Chuck slouched back on the infirmary bed and drawled something at Carson, who smiled and shook his head.
Dear lord, Rodney thought, this isn’t possible.
Beside him, John cocked his head. In front of him, Chuck did the same.
“Are you okay?” John asked.
Rodney promptly passed out.
—-
1 - Tomorrow
Chuck was the first engineer Peter Grodin had picked to go to Atlantis. He was always the first one Peter picked for special assignments, the first one he showed new systems to.
So, when Atlantis returned to normal operations after the Wraith invasion and Peter’s death, Chuck was his obvious replacement.
His first day with Peter’s job, Chuck was nervous. It wasn’t the responsibility - no, that came easily; Chuck had always wanted underlings. It was more that Sheppard’s team was out in the field and bad things always happened when they gated in.
Puddlejumpers got wedged in orbital gates. Wraith blasts followed them through and scarred up the embarkment area. People got kidnapped and ransoms were demanded.
Dr. Weir always hovered in the control room on these days, constantly requesting updates and watching the clock until the next scheduled check-in.
On Chuck’s first day with Peter’s job, everything went surprisingly well.
Sheppard hit every check-in fifteen minutes early, they gated in right on time, and when they materialized in Atlantis, they weren’t dirty and sweaty and running for their lives. Weir looked exceptionally pleased, McKay looked bored, and Chuck was completely confused.
“I was sure today would be more interesting,” he confessed to Katie Brown over dinner. “I mean, it was Sheppard’s team. They always get into trouble!”
“You wanted them to be in danger?” Katie asked, confused.
“Of course not, it’s just…” Chuck shrugged. “It was kind of anti-climactic, I guess.”

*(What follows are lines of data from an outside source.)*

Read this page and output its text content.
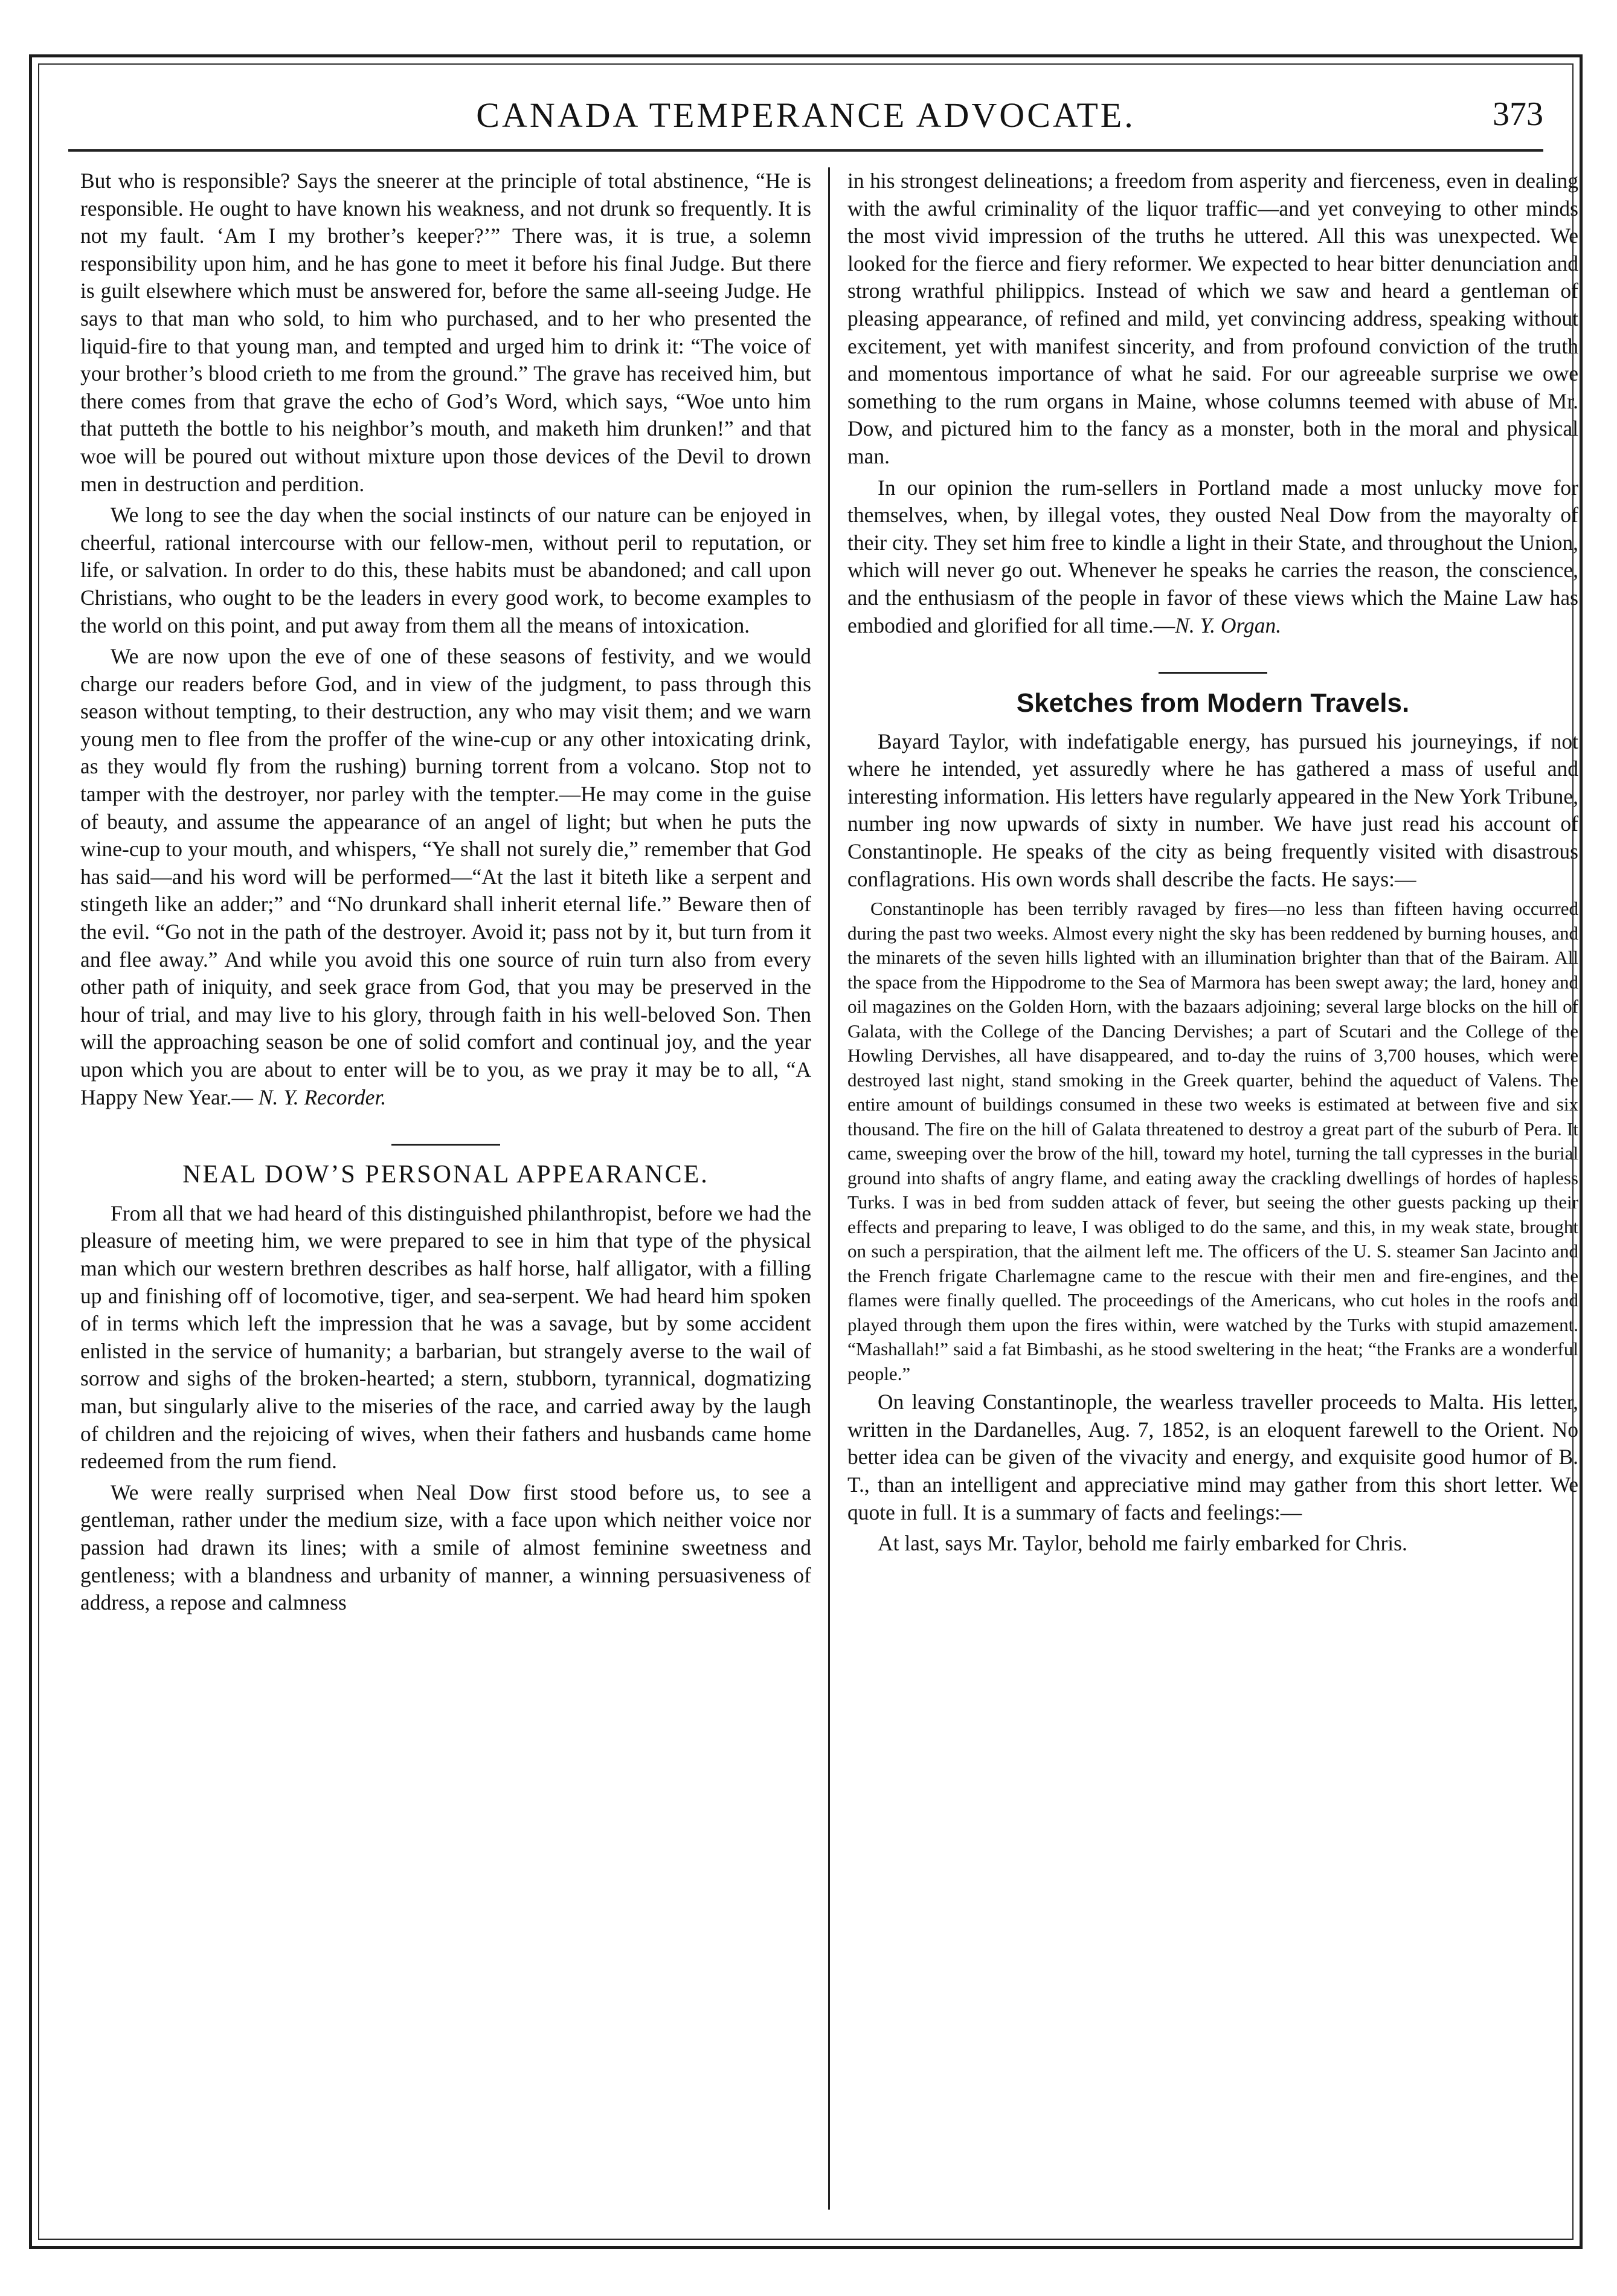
CANADA TEMPERANCE ADVOCATE.	373

But who is responsible? Says the sneerer at the principle of total abstinence, “He is responsible. He ought to have known his weakness, and not drunk so frequently. It is not my fault. ‘Am I my brother’s keeper?’” There was, it is true, a solemn responsibility upon him, and he has gone to meet it before his final Judge. But there is guilt elsewhere which must be answered for, before the same all-seeing Judge. He says to that man who sold, to him who purchased, and to her who presented the liquid-fire to that young man, and tempted and urged him to drink it: “The voice of your brother’s blood crieth to me from the ground.” The grave has received him, but there comes from that grave the echo of God’s Word, which says, “Woe unto him that putteth the bottle to his neighbor’s mouth, and maketh him drunken!” and that woe will be poured out without mixture upon those devices of the Devil to drown men in destruction and perdition.

We long to see the day when the social instincts of our nature can be enjoyed in cheerful, rational intercourse with our fellow-men, without peril to reputation, or life, or salvation. In order to do this, these habits must be abandoned; and call upon Christians, who ought to be the leaders in every good work, to become examples to the world on this point, and put away from them all the means of intoxication.

We are now upon the eve of one of these seasons of festivity, and we would charge our readers before God, and in view of the judgment, to pass through this season without tempting, to their destruction, any who may visit them; and we warn young men to flee from the proffer of the wine-cup or any other intoxicating drink, as they would fly from the rushing) burning torrent from a volcano. Stop not to tamper with the destroyer, nor parley with the tempter.—He may come in the guise of beauty, and assume the appearance of an angel of light; but when he puts the wine-cup to your mouth, and whispers, “Ye shall not surely die,” remember that God has said—and his word will be performed—“At the last it biteth like a serpent and stingeth like an adder;” and “No drunkard shall inherit eternal life.” Beware then of the evil. “Go not in the path of the destroyer. Avoid it; pass not by it, but turn from it and flee away.” And while you avoid this one source of ruin turn also from every other path of iniquity, and seek grace from God, that you may be preserved in the hour of trial, and may live to his glory, through faith in his well-beloved Son. Then will the approaching season be one of solid comfort and continual joy, and the year upon which you are about to enter will be to you, as we pray it may be to all, “A Happy New Year.— N. Y. Recorder.

NEAL DOW’S PERSONAL APPEARANCE.

From all that we had heard of this distinguished philanthropist, before we had the pleasure of meeting him, we were prepared to see in him that type of the physical man which our western brethren describes as half horse, half alligator, with a filling up and finishing off of locomotive, tiger, and sea-serpent. We had heard him spoken of in terms which left the impression that he was a savage, but by some accident enlisted in the service of humanity; a barbarian, but strangely averse to the wail of sorrow and sighs of the broken-hearted; a stern, stubborn, tyrannical, dogmatizing man, but singularly alive to the miseries of the race, and carried away by the laugh of children and the rejoicing of wives, when their fathers and husbands came home redeemed from the rum fiend.

We were really surprised when Neal Dow first stood before us, to see a gentleman, rather under the medium size, with a face upon which neither voice nor passion had drawn its lines; with a smile of almost feminine sweetness and gentleness; with a blandness and urbanity of manner, a winning persuasiveness of address, a repose and calmness

in his strongest delineations; a freedom from asperity and fierceness, even in dealing with the awful criminality of the liquor traffic—and yet conveying to other minds the most vivid impression of the truths he uttered. All this was unexpected. We looked for the fierce and fiery reformer. We expected to hear bitter denunciation and strong wrathful philippics. Instead of which we saw and heard a gentleman of pleasing appearance, of refined and mild, yet convincing address, speaking without excitement, yet with manifest sincerity, and from profound conviction of the truth and momentous importance of what he said. For our agreeable surprise we owe something to the rum organs in Maine, whose columns teemed with abuse of Mr. Dow, and pictured him to the fancy as a monster, both in the moral and physical man.

In our opinion the rum-sellers in Portland made a most unlucky move for themselves, when, by illegal votes, they ousted Neal Dow from the mayoralty of their city. They set him free to kindle a light in their State, and throughout the Union, which will never go out. Whenever he speaks he carries the reason, the conscience, and the enthusiasm of the people in favor of these views which the Maine Law has embodied and glorified for all time.—N. Y. Organ.

Sketches from Modern Travels.

Bayard Taylor, with indefatigable energy, has pursued his journeyings, if not where he intended, yet assuredly where he has gathered a mass of useful and interesting information. His letters have regularly appeared in the New York Tribune, number ing now upwards of sixty in number. We have just read his account of Constantinople. He speaks of the city as being frequently visited with disastrous conflagrations. His own words shall describe the facts. He says:—

Constantinople has been terribly ravaged by fires—no less than fifteen having occurred during the past two weeks. Almost every night the sky has been reddened by burning houses, and the minarets of the seven hills lighted with an illumination brighter than that of the Bairam. All the space from the Hippodrome to the Sea of Marmora has been swept away; the lard, honey and oil magazines on the Golden Horn, with the bazaars adjoining; several large blocks on the hill of Galata, with the College of the Dancing Dervishes; a part of Scutari and the College of the Howling Dervishes, all have disappeared, and to-day the ruins of 3,700 houses, which were destroyed last night, stand smoking in the Greek quarter, behind the aqueduct of Valens. The entire amount of buildings consumed in these two weeks is estimated at between five and six thousand. The fire on the hill of Galata threatened to destroy a great part of the suburb of Pera. It came, sweeping over the brow of the hill, toward my hotel, turning the tall cypresses in the burial ground into shafts of angry flame, and eating away the crackling dwellings of hordes of hapless Turks. I was in bed from sudden attack of fever, but seeing the other guests packing up their effects and preparing to leave, I was obliged to do the same, and this, in my weak state, brought on such a perspiration, that the ailment left me. The officers of the U. S. steamer San Jacinto and the French frigate Charlemagne came to the rescue with their men and fire-engines, and the flames were finally quelled. The proceedings of the Americans, who cut holes in the roofs and played through them upon the fires within, were watched by the Turks with stupid amazement. “Mashallah!” said a fat Bimbashi, as he stood sweltering in the heat; “the Franks are a wonderful people.”

On leaving Constantinople, the wearless traveller proceeds to Malta. His letter, written in the Dardanelles, Aug. 7, 1852, is an eloquent farewell to the Orient. No better idea can be given of the vivacity and energy, and exquisite good humor of B. T., than an intelligent and appreciative mind may gather from this short letter. We quote in full. It is a summary of facts and feelings:—

At last, says Mr. Taylor, behold me fairly embarked for Chris.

Sheppard wandered into the mess hall, McKay on his heels, and when he spotted Chuck across the room he steered the doctor towards the food line and made his way to Chuck’s table.
“So,” he said by way of greeting, “how was your first day, Chuck?”
Chuck shrugged. “Great, I guess.”
“Good!” Sheppard said. “That’s what I was hoping to hear. Your first day should always be great.”
Chuck cast Sheppard a suspicious glance. “Sir?”
“Well, you don’t want anything tragic happening on your first day! Wraith invasions, system problems, McKay yelling at you - that should be saved for your second day.” Sheppard gave him a pleased look. “Lorne’s team is gathering some intel on the Genii, tomorrow. It should be interesting.”
He clapped Chuck on the back and met McKay at the head of the line, taking the tray that was shoved at him.
“So,” Katie said, “I guess you’re looking forward to tomorrow, huh?”
“Most definitely,” Chuck agreed with a grin.
Katie rolled her eyes, muttered something about ‘immature men’ and ‘hero complexes’, and left Chuck to wonder about tomorrow.